Operatrice sanitaria no vax riammessa al lavoro

L’avvocato: “Abbiamo fatto leva sui principi costituzionali. Con il super green pass sono subissato da richieste, si potrebbe pensare di sottoporre il decreto legge alla Corte Costituzionale”

Il 22 novembre è uscita la prima sentenza di riassunzione di un sanitario sprovvisto di Green pass. Adele Passerini, dell’Asl Roma H 6, è stata infatti, su ordine del Giudice del Lavoro del Tribunale di Velletri, immediatamente ricollocata presso la Centrale Sats di Marino (RM).

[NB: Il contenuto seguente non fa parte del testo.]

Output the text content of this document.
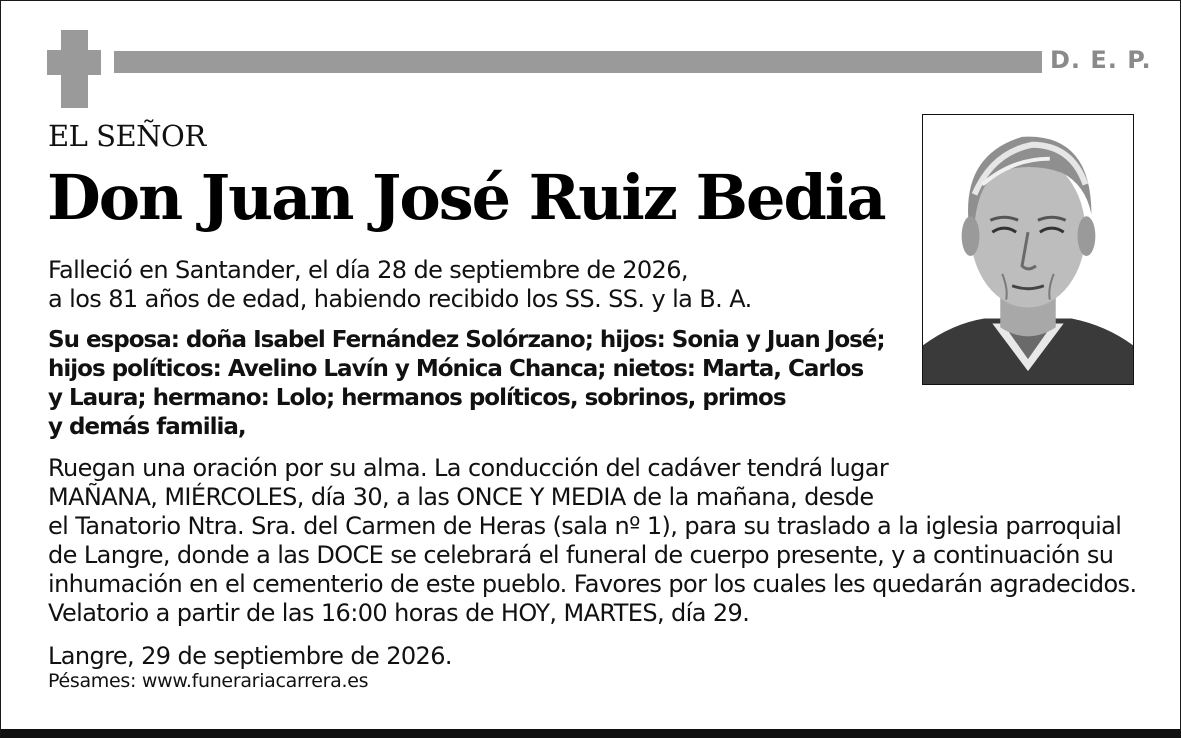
D. E. P.
EL SEÑOR
Don Juan José Ruiz Bedia
Falleció en Santander, el día 28 de septiembre de 2026,
a los 81 años de edad, habiendo recibido los SS. SS. y la B. A.
Su esposa: doña Isabel Fernández Solórzano; hijos: Sonia y Juan José;
hijos políticos: Avelino Lavín y Mónica Chanca; nietos: Marta, Carlos
y Laura; hermano: Lolo; hermanos políticos, sobrinos, primos
y demás familia,
Ruegan una oración por su alma. La conducción del cadáver tendrá lugar
MAÑANA, MIÉRCOLES, día 30, a las ONCE Y MEDIA de la mañana, desde
el Tanatorio Ntra. Sra. del Carmen de Heras (sala nº 1), para su traslado a la iglesia parroquial
de Langre, donde a las DOCE se celebrará el funeral de cuerpo presente, y a continuación su
inhumación en el cementerio de este pueblo. Favores por los cuales les quedarán agradecidos.
Velatorio a partir de las 16:00 horas de HOY, MARTES, día 29.
Langre, 29 de septiembre de 2026.
Pésames: www.funerariacarrera.es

L’avvocato David Torriero, legale della signora Passerini, è intervenuto su Radio Cusano Campus e ha spiegato: “Abbiamo fatto leva sui principi costituzionali e sul fatto che la sospensione dal lavoro deve essere adottata come extrema ratio, non è possibile sospendere una persona dal lavoro se questa non arreca disagio alla struttura. Questa signora si è rifiutata di fare il vaccino, ma non si è mai rifiutata di fare il tampone e di mostrare il green pass, dimostrando dunque di essere una persona sana”.

Sul super green pass. “Nel nuovo decreto ho rilevato degli aspetti di incostituzionalità, soprattutto per quanto riguarda la modifica dell’articolo 4 del decreto del 1 aprile. Sono stato subissato da richieste di associazioni e di categorie. Si potrebbe pensare di sottoporre il decreto legge alla Corte Costituzionale, ma è sempre il giudice che rimette la questione alla corte. Mia adesione ideologica alla causa no vax? Io l’adesione ideologica ce l’ho ai diritti fondamentali quali il lavoro, io difendo i lavoratori”.